In the wild, the tree is believed to live for more than 500 years. The Wollemi pine is considered to be critically endangered because fewer than 100 mature trees are known to exist in the wild. Two populations were discovered in 1994 and one further population in 2000 in the Greater Blue Mountains area of NSW.
Commercial partner Wollemi Australia has been licensed by the Royal Botanic Gardens Sydney through the NSW National Parks and Wildlife Service to propagate and market the tree for sale in Australia and internationally. It also has its own website: www.wollemipine.com
The first planting in Australia was in 1998 in the Rare and Threatened Plant Garden at the Royal Botanic Gardens Sydney. The tree was propagated and grown at Mount Annan Botanic Gardens from cutting material collected in March 1996. It has flourished since 2007 during wetter weather conditions and has produced male and female cones.

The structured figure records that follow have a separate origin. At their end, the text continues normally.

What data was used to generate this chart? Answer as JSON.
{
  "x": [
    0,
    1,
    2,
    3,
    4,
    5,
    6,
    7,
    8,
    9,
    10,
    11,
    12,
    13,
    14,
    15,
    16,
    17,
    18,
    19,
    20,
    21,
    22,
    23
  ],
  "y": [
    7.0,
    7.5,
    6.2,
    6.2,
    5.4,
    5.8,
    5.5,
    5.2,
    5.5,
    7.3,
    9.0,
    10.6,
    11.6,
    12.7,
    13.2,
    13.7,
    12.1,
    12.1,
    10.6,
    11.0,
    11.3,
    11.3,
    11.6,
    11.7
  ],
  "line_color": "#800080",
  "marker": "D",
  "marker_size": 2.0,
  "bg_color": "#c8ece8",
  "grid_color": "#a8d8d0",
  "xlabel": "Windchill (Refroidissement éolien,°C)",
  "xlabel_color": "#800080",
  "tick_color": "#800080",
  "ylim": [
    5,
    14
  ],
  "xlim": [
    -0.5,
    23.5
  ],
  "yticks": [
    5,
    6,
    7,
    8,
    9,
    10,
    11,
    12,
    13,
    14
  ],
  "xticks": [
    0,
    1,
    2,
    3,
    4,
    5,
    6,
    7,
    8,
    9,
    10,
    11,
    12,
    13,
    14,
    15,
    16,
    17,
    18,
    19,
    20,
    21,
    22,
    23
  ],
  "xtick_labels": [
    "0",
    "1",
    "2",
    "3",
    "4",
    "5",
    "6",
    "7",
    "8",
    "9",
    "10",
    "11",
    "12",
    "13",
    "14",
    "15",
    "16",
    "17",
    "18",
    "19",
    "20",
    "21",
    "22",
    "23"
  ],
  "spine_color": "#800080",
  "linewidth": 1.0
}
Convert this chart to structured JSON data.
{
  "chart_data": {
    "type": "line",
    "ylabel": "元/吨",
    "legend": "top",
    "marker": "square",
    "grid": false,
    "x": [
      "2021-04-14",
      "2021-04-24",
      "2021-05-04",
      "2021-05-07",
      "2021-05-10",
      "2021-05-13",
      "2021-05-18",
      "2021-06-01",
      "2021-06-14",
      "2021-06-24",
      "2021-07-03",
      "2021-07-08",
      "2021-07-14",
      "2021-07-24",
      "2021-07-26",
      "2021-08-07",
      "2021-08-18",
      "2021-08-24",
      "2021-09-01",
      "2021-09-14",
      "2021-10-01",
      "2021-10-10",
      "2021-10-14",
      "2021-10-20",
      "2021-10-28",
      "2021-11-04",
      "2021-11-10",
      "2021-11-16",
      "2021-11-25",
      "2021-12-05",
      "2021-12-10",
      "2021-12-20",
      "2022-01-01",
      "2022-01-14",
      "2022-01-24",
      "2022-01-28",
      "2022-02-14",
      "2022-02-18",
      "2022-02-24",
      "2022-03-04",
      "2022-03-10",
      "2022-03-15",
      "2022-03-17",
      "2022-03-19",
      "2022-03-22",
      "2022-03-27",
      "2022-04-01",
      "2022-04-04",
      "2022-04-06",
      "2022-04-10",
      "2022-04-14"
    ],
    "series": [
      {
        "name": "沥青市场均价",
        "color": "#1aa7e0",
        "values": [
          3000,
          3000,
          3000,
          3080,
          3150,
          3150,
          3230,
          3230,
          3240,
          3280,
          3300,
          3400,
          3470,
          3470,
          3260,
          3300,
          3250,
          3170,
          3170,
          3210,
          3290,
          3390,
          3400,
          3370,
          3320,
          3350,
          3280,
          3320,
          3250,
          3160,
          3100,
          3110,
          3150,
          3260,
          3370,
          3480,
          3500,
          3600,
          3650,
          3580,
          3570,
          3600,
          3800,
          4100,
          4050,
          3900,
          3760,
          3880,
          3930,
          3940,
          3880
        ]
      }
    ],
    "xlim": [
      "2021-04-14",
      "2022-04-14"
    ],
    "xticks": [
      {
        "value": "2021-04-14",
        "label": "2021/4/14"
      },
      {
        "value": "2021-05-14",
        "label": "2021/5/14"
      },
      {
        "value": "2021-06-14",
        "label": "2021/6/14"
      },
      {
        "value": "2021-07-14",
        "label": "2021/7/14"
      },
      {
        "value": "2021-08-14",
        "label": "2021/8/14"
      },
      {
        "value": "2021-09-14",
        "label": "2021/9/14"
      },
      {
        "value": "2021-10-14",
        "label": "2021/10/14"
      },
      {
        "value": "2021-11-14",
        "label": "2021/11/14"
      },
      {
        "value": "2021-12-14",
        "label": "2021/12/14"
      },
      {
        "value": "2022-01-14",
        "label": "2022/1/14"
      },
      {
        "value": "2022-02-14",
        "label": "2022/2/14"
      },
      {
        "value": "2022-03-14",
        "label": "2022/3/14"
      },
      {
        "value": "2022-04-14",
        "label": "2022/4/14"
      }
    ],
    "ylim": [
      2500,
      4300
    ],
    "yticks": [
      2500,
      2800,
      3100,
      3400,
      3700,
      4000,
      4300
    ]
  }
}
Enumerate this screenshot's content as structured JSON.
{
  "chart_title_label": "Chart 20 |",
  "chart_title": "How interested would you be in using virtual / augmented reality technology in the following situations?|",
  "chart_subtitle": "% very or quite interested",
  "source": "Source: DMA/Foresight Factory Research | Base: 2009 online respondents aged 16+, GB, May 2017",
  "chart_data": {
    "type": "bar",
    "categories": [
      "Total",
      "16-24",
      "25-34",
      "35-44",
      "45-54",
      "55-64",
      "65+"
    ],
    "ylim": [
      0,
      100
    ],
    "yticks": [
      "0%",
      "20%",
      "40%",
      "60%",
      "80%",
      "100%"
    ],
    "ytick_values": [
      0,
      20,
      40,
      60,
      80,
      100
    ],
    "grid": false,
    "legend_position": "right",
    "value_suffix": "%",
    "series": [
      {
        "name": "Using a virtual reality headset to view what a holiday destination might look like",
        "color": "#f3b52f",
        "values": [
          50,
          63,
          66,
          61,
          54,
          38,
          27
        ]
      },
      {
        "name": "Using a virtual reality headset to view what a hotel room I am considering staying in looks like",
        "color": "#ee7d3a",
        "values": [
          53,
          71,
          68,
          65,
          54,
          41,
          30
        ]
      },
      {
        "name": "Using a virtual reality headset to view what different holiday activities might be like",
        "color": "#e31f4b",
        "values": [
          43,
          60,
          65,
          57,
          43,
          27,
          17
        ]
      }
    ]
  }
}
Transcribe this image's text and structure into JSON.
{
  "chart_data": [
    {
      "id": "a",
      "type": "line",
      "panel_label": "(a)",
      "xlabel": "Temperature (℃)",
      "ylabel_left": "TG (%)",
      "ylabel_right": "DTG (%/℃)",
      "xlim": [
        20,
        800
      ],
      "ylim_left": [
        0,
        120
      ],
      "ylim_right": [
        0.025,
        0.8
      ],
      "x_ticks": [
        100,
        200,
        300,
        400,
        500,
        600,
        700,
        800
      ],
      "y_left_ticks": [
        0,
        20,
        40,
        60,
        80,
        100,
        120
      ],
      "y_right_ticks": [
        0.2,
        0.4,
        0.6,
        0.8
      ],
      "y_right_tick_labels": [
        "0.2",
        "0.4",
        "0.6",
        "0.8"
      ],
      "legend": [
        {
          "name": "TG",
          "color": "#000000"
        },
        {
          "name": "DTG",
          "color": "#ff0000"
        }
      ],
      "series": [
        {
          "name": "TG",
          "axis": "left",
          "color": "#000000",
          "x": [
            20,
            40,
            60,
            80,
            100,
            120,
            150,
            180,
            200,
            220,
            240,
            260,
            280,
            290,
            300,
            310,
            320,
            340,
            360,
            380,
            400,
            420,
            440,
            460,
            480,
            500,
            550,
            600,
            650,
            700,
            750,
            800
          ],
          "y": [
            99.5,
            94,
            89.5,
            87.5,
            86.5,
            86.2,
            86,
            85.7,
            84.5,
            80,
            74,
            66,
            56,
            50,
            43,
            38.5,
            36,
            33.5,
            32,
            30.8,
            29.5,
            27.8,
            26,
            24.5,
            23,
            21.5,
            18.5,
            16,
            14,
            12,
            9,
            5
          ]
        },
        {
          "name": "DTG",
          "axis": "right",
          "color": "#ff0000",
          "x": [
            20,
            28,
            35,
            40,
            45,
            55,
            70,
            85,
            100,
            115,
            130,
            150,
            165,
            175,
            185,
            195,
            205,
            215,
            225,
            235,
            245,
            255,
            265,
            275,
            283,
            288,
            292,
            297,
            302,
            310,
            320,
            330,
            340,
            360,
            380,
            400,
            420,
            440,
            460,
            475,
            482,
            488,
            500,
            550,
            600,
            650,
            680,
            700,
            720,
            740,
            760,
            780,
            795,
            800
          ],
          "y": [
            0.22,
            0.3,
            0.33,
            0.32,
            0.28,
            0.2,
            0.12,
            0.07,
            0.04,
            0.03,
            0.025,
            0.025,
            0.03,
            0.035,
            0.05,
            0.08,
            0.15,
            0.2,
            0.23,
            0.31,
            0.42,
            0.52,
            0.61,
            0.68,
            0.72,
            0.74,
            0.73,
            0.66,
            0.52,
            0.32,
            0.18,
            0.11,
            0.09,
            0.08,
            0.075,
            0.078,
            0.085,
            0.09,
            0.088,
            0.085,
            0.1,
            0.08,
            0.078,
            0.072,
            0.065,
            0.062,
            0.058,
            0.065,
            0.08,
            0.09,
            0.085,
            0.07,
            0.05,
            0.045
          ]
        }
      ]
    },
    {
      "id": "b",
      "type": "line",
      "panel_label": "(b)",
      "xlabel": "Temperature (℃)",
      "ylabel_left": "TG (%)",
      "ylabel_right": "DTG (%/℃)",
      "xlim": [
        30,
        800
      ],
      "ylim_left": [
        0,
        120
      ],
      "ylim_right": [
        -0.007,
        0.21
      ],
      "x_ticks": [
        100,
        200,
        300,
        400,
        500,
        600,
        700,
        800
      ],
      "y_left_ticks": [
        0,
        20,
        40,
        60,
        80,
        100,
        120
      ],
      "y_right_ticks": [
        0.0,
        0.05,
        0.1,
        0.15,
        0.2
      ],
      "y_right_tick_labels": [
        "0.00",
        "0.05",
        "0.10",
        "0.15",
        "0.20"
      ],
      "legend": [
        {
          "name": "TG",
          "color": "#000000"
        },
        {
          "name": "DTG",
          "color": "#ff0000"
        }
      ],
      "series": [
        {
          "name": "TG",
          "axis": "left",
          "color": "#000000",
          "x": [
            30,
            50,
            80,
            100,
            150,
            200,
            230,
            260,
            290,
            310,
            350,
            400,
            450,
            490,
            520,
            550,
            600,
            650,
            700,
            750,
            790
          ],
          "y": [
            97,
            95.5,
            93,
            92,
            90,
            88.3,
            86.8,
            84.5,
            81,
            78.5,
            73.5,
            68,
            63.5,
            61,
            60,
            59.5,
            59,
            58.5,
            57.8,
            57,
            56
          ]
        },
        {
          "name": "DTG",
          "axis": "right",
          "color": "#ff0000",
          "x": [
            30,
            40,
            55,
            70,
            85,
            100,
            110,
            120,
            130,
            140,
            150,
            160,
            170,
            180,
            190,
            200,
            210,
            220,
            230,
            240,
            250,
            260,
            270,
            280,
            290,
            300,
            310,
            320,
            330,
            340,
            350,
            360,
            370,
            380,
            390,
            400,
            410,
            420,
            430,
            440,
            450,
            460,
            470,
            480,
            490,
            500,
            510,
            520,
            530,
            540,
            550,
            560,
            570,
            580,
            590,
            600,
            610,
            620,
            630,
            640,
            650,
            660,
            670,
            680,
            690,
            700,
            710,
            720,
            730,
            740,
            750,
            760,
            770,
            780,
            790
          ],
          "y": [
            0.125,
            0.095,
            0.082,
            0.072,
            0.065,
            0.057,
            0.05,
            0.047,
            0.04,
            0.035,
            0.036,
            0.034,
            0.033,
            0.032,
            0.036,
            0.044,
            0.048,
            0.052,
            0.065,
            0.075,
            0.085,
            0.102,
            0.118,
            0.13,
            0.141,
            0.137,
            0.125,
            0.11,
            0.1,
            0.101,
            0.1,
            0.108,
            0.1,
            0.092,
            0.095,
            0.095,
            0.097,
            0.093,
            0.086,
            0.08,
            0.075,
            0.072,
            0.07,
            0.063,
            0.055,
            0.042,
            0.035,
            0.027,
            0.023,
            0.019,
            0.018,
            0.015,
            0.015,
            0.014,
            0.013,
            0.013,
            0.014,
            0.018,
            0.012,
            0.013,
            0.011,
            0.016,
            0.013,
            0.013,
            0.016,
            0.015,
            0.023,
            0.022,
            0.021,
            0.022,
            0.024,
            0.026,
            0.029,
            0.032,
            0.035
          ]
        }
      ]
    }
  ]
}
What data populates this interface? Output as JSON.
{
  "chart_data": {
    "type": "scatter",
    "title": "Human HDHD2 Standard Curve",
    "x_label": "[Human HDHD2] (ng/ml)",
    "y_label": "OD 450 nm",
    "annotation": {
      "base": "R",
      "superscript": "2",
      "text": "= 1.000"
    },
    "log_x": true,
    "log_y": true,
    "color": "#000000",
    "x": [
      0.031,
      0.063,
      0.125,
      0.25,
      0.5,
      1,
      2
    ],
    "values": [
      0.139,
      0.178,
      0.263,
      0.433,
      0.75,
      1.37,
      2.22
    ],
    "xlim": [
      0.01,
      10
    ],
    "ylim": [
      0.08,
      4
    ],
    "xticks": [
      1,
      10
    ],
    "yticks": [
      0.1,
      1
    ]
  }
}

There has been worldwide demand for the Wollemi pine that is now planted in many countries. In Australia it is sold at Botanic Gardens shops at Royal Botanic Gardens Sydney, Mount Tomah and Mount Annan and at selected nurseries.
The Wollemi pine has been a favoured Father’s Day gift in Australia and blokes planted these remarkable ‘living fossils’, in pots and in the ground, with pride and fingers crossed. Many of the trees have grown well, particularly in sheltered conditions with plenty of compost added to the soil. The tree has a habit of growing side-shoots so the central leader is not particularly robust.
The Fenner School of Environment and Society at the Australian National University bought a Wollemi pine in 2005, at a First Generation Collectors’ Edition auction at Sotheby’s. It was planted in memory of Dr John Banks and grows in the forestry courtyard.
In 2013 Associate Professor Cris Brack said there are male and female cones abounding and it is up to six metres in height.
On 22 June 2007, a number of tree experts were invited to join the initial planting of Wollemi pines in Forest 16 at the National Arboretum Canberra. A significant proportion of the first planting was lost as people at the Arboretum learnt about the physiology and growing preferences of the trees. More Wollemi pines have been planted at the Arboretum.
In 2013 the tree measuring team at the Arboretum said the Wollemis are a good example of experimentation, which is one of the fundamentals of a successful arboretum. No one knows what the Wollemis are capable of horticulturally. The trees growing on the steep, rocky south-east facing slopes of the site are doing well, and some are 3 metres in height. Many have male and female cones, and a watch is being kept on the females to see if they produce seeds. What is also evident with this large planting of Wollemis, is the unexpectedly high degree of variability between individuals, hopefully indicating substantial genetic diversity.